SAG-AFTRA Foundation President Courtney B. Vance Sees Many Performers “Safe-Spacing” At Home For Months

SAG-AFTRA Foundation president Courtney B. Vance, whose weekly “fireside chats” have offered messages of hope, generosity and dogged determination during the coronavirus shutdown, is cautioning against letting our guard down amid the reopening.”

I know that many of you are preparing for a few more months of continued safe-spacing in your homes,” he said tonight in his eighth video message to the union’s members. “Now, while that may not have been the timeline most of us were wishing for, I hope you’ll continue to take care of your bodies and your minds. Our health is paramount right now for getting us through this, and I hope you’ll continue to prioritize it. Remember, we’re all in this together.”

See his latest fireside chat here:

“We all have some very strong emotions right through here,” he says from his backyard, birds twittering in the background. “We’re living in unprecedented times. In the blink of an eye, life as we knew it completely shifted – seemingly overnight. As performers, we may have more emotions than most. Now with that said, I want to encourage you all, in a safe environment, of course, to let it out. If you need to yell – yell; if you need to project – sing, monologue, dance – put it out there. Every day, if need be. Let that energy loose. Unleash your nerves, your fears, your frustrations – get rid of them. And then breathe, refocus and begin again dealing with our journey. We’re going to get through this together, one day at a time. So until next week, stay safe; stay connected, and stay home. Grace and peace.”

On the emergency-assistance front, he said the Foundation’s COVID-19 Relief Fund has distributed more than $4.4 million to members of SAG-AFTRA in urgent need, “with hundreds of applications still in review. Aid is now taking less than two weeks to reach members, so we appreciate your continued patience. As always, we’re working as quickly as we can.”
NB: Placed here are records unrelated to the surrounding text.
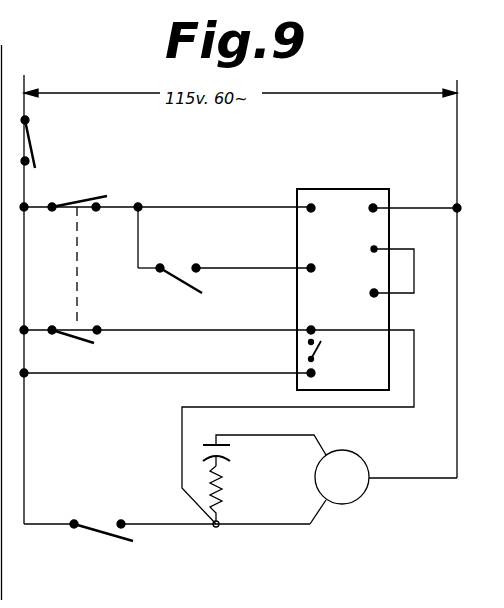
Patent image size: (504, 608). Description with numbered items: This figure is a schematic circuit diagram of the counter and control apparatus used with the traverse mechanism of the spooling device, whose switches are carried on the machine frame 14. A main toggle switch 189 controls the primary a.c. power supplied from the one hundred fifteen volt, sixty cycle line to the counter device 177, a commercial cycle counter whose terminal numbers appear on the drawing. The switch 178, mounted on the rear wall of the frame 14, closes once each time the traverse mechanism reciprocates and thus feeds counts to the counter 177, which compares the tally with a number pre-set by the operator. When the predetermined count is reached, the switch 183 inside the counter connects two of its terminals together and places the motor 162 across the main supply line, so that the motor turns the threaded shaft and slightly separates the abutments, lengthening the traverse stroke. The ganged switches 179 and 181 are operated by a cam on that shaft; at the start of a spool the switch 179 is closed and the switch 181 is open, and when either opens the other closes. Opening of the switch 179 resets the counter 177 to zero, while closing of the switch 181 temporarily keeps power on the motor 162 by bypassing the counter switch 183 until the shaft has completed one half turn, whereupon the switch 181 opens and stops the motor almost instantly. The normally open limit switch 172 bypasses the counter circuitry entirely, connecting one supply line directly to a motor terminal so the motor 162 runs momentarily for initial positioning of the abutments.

The machine frame 14 is at (5, 66).
The main toggle switch 189 is at (40, 142).
The ganged switch 179 is at (93, 192).
The switch 178 is at (179, 265).
The counter device 177 is at (346, 197).
The ganged switch 181 is at (80, 345).
The counter switch 183 is at (322, 355).
The limit switch 172 is at (92, 520).
The motor 162 is at (350, 497).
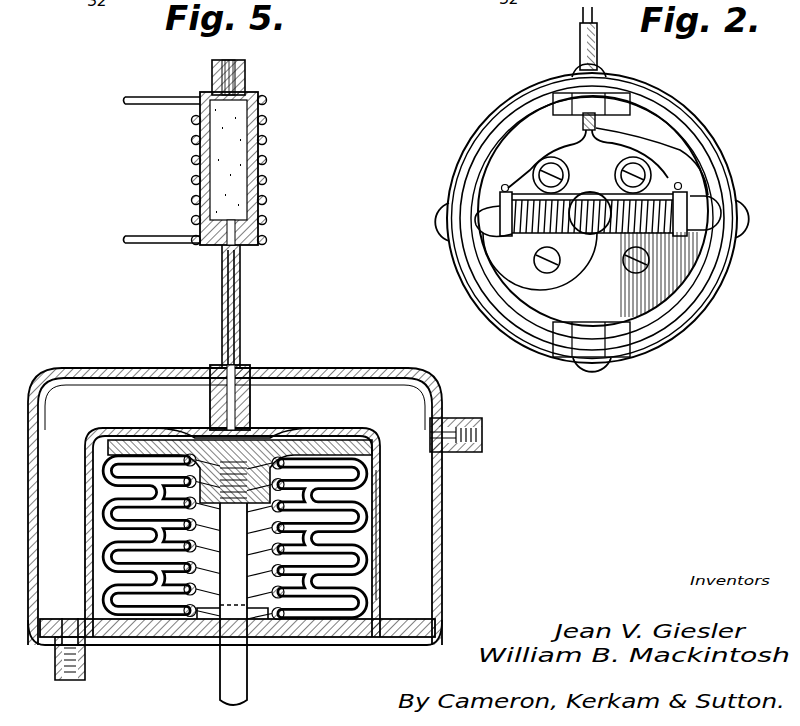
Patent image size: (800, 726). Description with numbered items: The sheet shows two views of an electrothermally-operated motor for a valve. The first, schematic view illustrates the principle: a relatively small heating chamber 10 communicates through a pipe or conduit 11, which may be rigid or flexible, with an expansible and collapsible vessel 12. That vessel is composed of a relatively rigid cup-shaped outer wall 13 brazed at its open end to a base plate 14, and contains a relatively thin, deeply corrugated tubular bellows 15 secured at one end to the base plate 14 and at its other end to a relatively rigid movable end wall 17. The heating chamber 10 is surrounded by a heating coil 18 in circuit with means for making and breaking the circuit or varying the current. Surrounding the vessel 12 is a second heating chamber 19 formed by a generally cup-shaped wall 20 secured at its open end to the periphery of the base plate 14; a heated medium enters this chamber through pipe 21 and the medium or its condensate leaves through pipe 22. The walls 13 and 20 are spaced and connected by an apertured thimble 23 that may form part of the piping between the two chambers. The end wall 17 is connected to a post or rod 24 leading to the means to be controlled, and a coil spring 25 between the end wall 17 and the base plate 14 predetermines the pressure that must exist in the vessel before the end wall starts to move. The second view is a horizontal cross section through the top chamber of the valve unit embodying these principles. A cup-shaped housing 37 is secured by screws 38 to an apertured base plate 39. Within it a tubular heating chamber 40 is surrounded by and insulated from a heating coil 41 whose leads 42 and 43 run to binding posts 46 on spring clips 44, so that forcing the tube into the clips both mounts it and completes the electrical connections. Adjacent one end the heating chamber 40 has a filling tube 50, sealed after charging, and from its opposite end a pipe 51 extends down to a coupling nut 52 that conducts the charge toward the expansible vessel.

In FIG. 5, the heating chamber 10 is at (242, 167).
In FIG. 5, the pipe or conduit 11 is at (240, 305).
In FIG. 5, the expansible and collapsible vessel 12 is at (375, 436).
In FIG. 5, the cup-shaped outer wall 13 is at (380, 520).
In FIG. 5, the base plate 14 is at (390, 625).
In FIG. 5, the bellows 15 is at (350, 585).
In FIG. 5, the movable end wall 17 is at (285, 455).
In FIG. 5, the heating coil 18 is at (265, 115).
In FIG. 5, the heating chamber 19 is at (295, 385).
In FIG. 5, the cup-shaped wall 20 is at (140, 358).
In FIG. 5, the pipe 21 is at (470, 418).
In FIG. 5, the pipe 22 is at (58, 658).
In FIG. 5, the thimble 23 is at (210, 400).
In FIG. 5, the post or rod 24 is at (222, 660).
In FIG. 5, the coil spring 25 is at (295, 582).
In FIG. 2, the housing 37 is at (660, 340).
In FIG. 2, the screws 38 is at (750, 232).
In FIG. 2, the base plate 39 is at (700, 295).
In FIG. 2, the heating chamber 40 is at (600, 236).
In FIG. 2, the heating coil 41 is at (532, 233).
In FIG. 2, the lead 42 is at (610, 3).
In FIG. 2, the lead 43 is at (580, 25).
In FIG. 2, the spring clips 44 is at (500, 210).
In FIG. 2, the binding posts 46 is at (505, 185).
In FIG. 2, the filling tube 50 is at (472, 225).
In FIG. 2, the pipe 51 is at (715, 200).
In FIG. 2, the coupling nut 52 is at (590, 192).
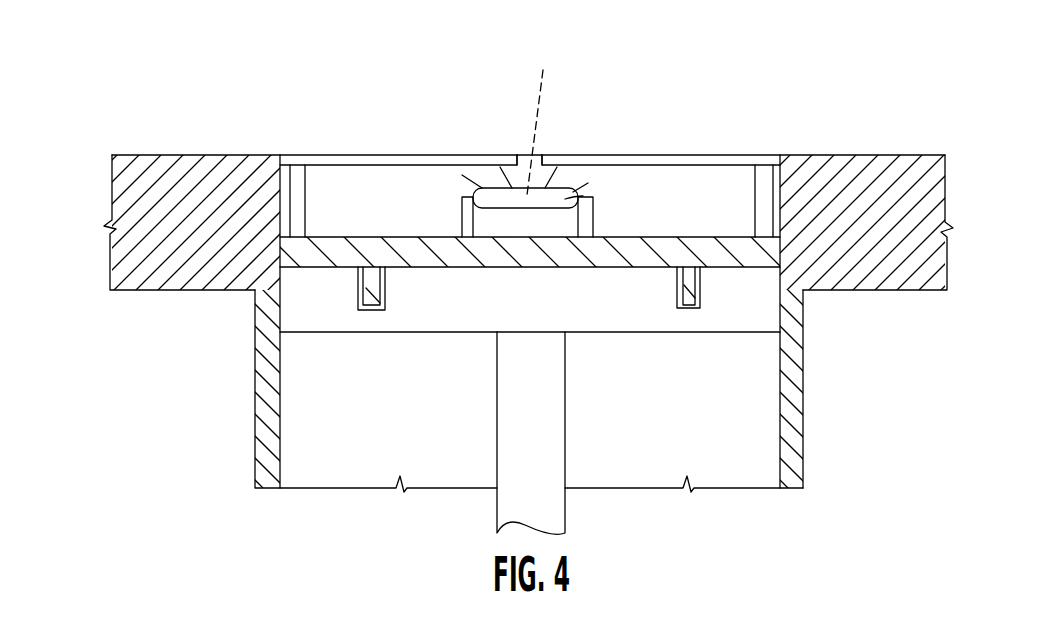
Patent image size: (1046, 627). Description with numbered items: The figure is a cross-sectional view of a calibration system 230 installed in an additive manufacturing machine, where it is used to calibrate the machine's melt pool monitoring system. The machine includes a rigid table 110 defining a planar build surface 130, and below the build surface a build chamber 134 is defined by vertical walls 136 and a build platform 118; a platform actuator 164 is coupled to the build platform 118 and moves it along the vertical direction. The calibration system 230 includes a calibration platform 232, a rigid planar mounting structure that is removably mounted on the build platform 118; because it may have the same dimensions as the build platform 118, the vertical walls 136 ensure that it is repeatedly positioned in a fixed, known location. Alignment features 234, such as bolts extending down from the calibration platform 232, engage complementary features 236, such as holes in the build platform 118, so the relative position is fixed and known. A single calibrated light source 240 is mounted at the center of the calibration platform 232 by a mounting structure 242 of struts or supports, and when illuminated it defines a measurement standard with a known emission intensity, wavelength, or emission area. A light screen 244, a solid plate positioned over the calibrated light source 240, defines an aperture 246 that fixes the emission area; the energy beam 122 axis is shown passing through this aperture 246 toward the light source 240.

The table 110 is at (137, 242).
The build platform 118 is at (553, 311).
The energy beam 122 is at (553, 88).
The planar build surface 130 is at (126, 150).
The build chamber 134 is at (417, 402).
The vertical walls 136 is at (803, 455).
The platform actuator 164 is at (545, 422).
The calibration system 230 is at (349, 110).
The calibration platform 232 is at (710, 248).
The alignment features 234 is at (685, 306).
The complementary features 236 is at (712, 278).
The calibrated light source 240 is at (583, 198).
The mounting structure 242 is at (463, 216).
The light screen 244 is at (635, 162).
The apertures 246 is at (520, 142).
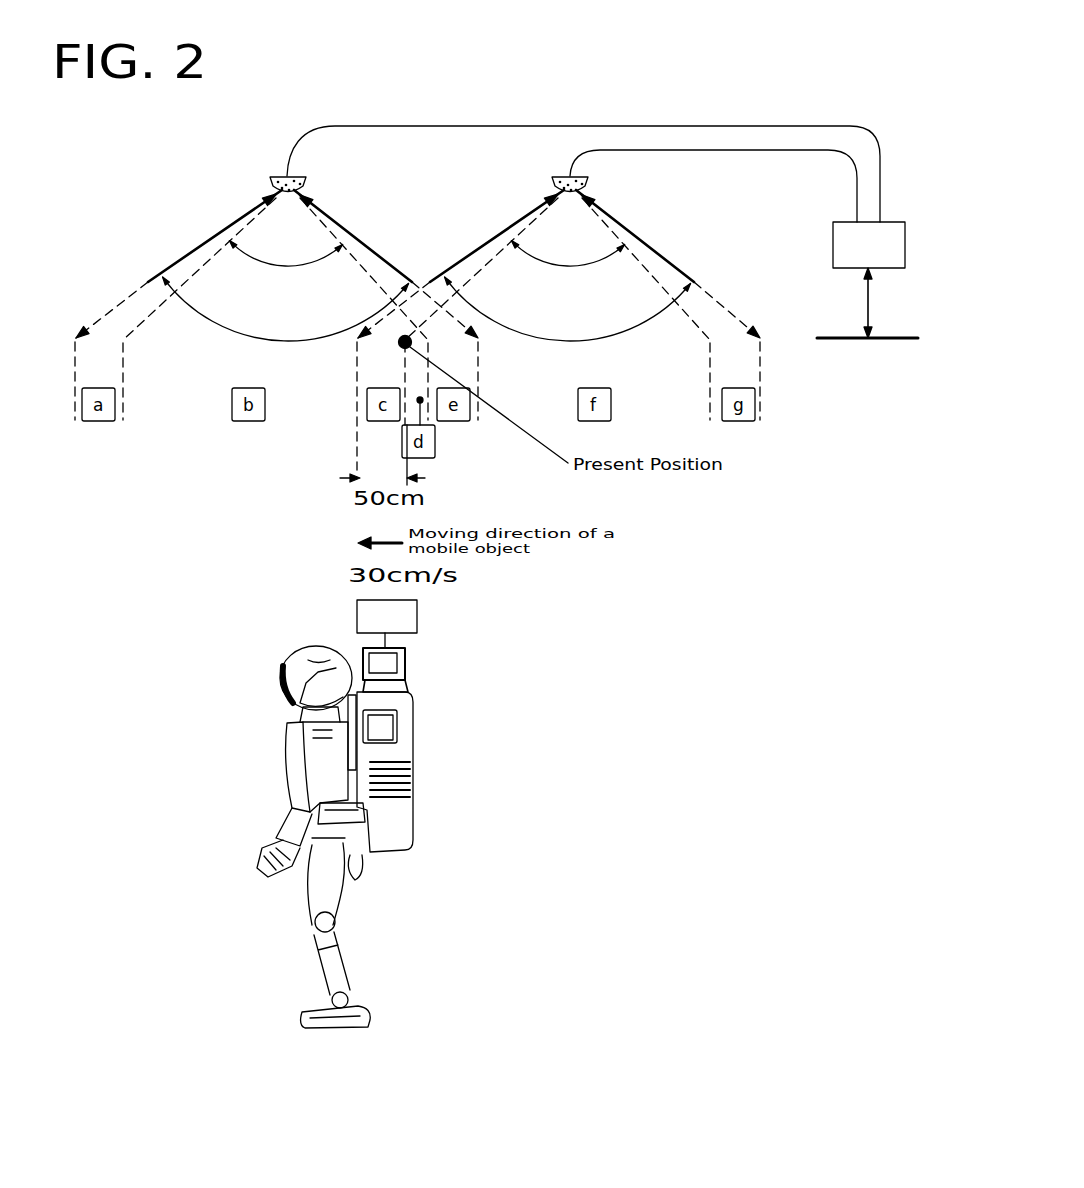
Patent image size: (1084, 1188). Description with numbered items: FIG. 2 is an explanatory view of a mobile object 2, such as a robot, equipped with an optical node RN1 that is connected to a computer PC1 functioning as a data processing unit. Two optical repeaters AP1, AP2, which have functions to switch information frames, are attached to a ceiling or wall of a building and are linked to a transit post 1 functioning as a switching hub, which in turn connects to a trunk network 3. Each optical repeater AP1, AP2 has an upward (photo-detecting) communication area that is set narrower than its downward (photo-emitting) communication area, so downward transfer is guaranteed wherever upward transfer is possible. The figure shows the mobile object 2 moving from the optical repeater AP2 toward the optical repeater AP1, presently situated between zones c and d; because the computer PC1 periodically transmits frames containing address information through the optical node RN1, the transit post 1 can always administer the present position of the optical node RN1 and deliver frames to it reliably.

The transit post 1 is at (905, 233).
The mobile object 2 is at (287, 735).
The trunk network 3 is at (908, 340).
The optical repeater AP1 is at (306, 184).
The optical repeater AP2 is at (588, 184).
The optical node RN1 is at (417, 610).
The computer PC1 is at (405, 663).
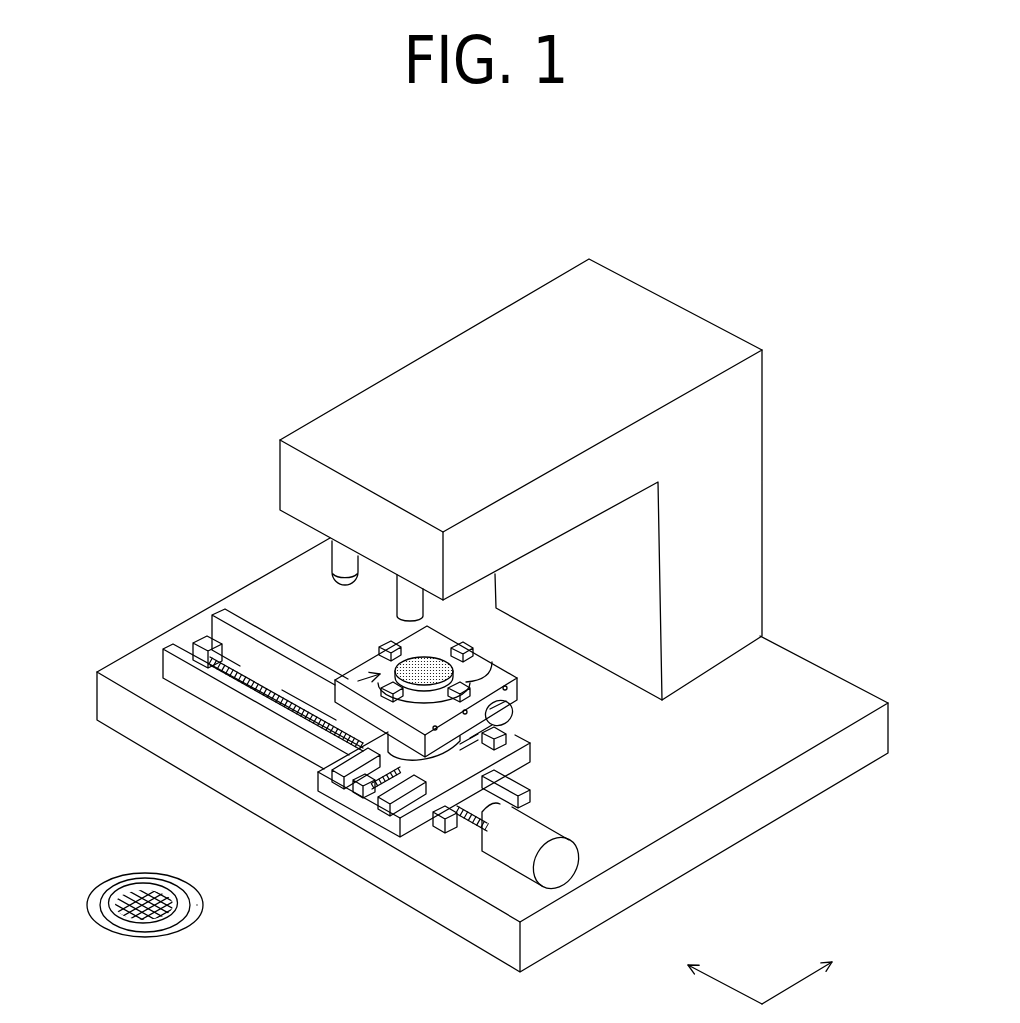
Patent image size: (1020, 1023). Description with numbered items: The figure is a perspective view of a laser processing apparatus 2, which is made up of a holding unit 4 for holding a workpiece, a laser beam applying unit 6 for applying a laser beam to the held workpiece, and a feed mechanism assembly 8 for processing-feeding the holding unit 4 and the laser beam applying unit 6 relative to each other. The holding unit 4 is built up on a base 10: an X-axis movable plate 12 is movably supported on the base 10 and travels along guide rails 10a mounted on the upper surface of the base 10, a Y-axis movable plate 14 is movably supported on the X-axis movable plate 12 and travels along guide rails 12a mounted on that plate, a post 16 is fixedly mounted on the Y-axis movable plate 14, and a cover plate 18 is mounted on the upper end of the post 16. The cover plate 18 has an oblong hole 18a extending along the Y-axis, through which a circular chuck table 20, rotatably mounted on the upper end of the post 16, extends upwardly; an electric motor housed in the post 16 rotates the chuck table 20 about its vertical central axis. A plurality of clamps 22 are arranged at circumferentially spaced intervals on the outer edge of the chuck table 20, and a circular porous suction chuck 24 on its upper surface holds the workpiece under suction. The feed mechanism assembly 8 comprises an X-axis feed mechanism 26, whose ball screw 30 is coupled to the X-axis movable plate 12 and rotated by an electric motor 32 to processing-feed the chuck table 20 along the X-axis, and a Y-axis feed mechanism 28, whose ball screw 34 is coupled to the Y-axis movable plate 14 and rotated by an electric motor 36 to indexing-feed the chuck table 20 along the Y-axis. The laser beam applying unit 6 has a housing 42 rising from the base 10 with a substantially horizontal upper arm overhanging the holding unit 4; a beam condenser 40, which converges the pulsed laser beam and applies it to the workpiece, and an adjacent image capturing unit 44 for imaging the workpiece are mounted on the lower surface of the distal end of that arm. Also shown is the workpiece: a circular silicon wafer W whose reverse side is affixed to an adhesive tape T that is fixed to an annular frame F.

The laser processing apparatus 2 is at (178, 406).
The holding unit 4 is at (380, 812).
The laser beam applying unit 6 is at (766, 438).
The feed mechanism assembly 8 is at (626, 727).
The base 10 is at (752, 757).
The guide rails 10a is at (223, 617).
The X-axis movable plate 12 is at (397, 818).
The guide rails 12a is at (397, 806).
The Y-axis movable plate 14 is at (444, 752).
The post 16 is at (435, 785).
The cover plate 18 is at (357, 705).
The oblong hole 18a is at (473, 680).
The chuck table 20 is at (372, 641).
The clamps 22 is at (465, 652).
The suction chuck 24 is at (428, 665).
The X-axis feed mechanism 26 is at (586, 773).
The Y-axis feed mechanism 28 is at (584, 708).
The ball screw 30 is at (490, 787).
The electric motor 32 is at (527, 830).
The ball screw 34 is at (500, 747).
The electric motor 36 is at (497, 717).
The beam condenser 40 is at (337, 558).
The housing 42 is at (735, 557).
The image capturing unit 44 is at (408, 597).
The annular frame F is at (147, 877).
The adhesive tape T is at (107, 905).
The wafer W is at (127, 890).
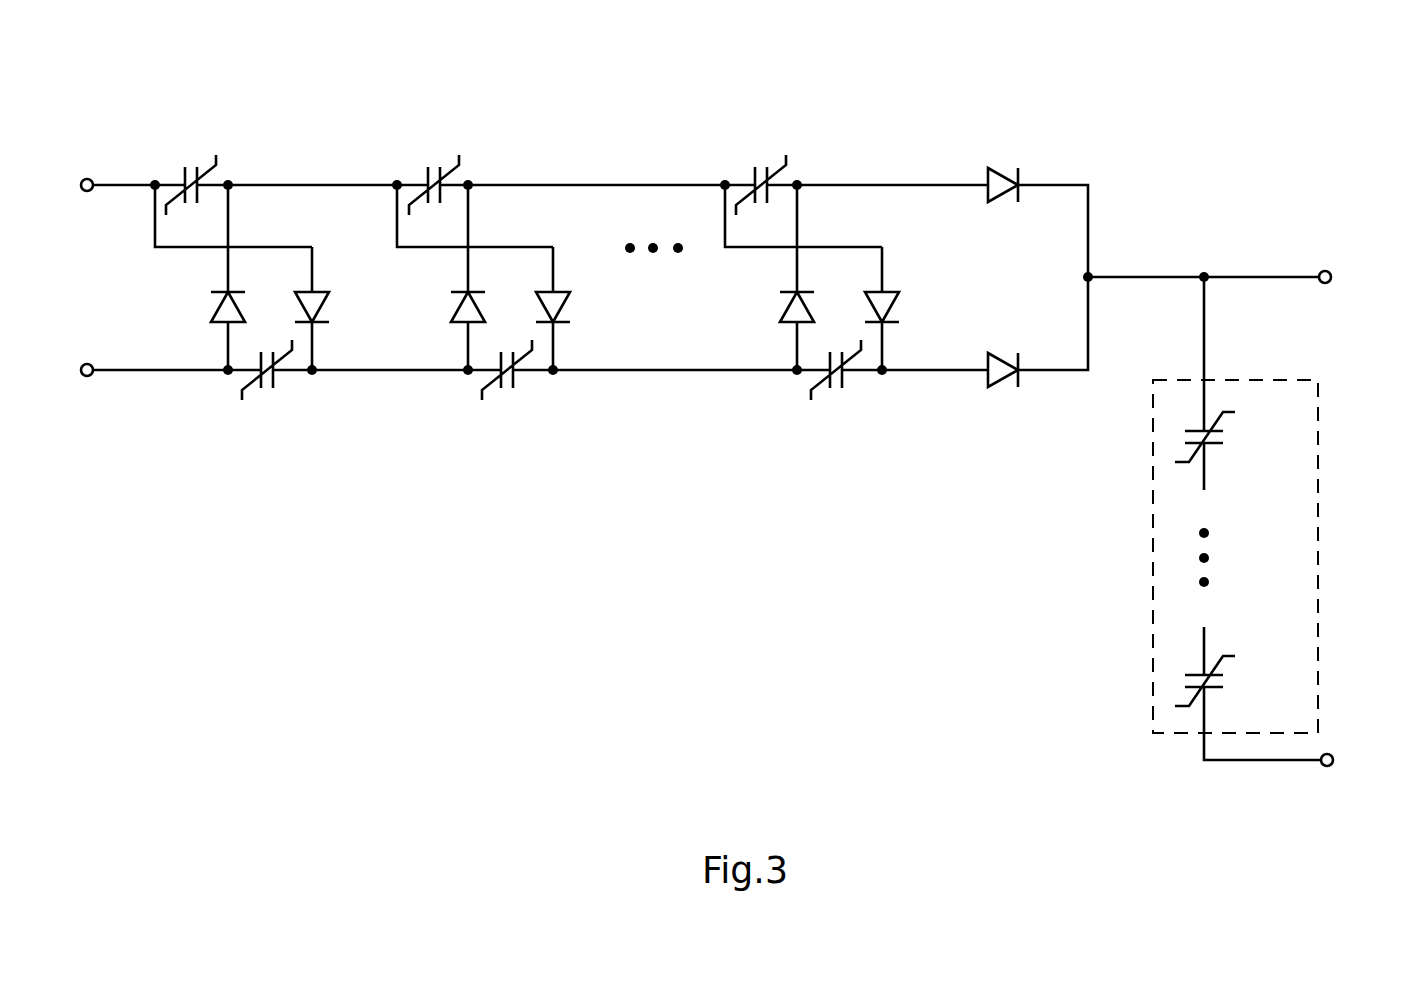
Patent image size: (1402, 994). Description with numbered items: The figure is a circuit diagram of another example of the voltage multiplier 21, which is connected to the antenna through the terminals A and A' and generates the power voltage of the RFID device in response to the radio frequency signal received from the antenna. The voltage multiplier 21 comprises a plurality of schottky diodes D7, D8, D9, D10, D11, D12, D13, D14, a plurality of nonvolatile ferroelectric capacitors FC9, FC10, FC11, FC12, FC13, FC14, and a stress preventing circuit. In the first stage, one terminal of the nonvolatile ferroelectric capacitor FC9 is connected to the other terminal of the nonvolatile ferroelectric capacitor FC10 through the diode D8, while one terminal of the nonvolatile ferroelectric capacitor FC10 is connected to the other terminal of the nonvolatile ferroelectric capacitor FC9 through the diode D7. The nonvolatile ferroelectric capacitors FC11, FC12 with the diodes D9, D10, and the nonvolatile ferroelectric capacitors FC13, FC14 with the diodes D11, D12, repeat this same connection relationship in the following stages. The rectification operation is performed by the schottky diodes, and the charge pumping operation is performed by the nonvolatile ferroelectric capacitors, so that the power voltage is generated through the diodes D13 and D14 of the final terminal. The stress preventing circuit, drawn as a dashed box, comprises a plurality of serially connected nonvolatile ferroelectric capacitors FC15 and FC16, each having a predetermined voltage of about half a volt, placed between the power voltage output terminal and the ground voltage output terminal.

Vance also urged actors to check out the new “My Audition Story” site on the Foundation’s Instagram account, where actors discuss their most memorable casting sessions; among them are Eris Baker (This Is Us), who describes her best audition, and Richard Ellis (I’m Not Okay with This), who recalls his worst.

“It’s honest; it’s relatable, and I think you’ll get something very impactful out of it,” Vance said. “And it should be great site for fans, as well.”

SAG-AFTRA Foundation’s Storyline Online Sees Viewership Triple During Pandemic

Vance also noted that his wife, Angela Bassett, will debut a new reading on Wednesday for Storyline Online, the Foundation’s streaming child literacy site where well-known actors read from kids books. She’ll be reading Trombone Shorty, which is inspired by the real-life New Orleans childhood of musician Troy Andrews, aka Trombone Shorty.

“I know many of you are looking for things to do with your young ones,” Vance said, smiling broadly, “and I think this is a great way to keep them busy – and learning.” Each reading comes with a downloadable activity guide for teachers and parents.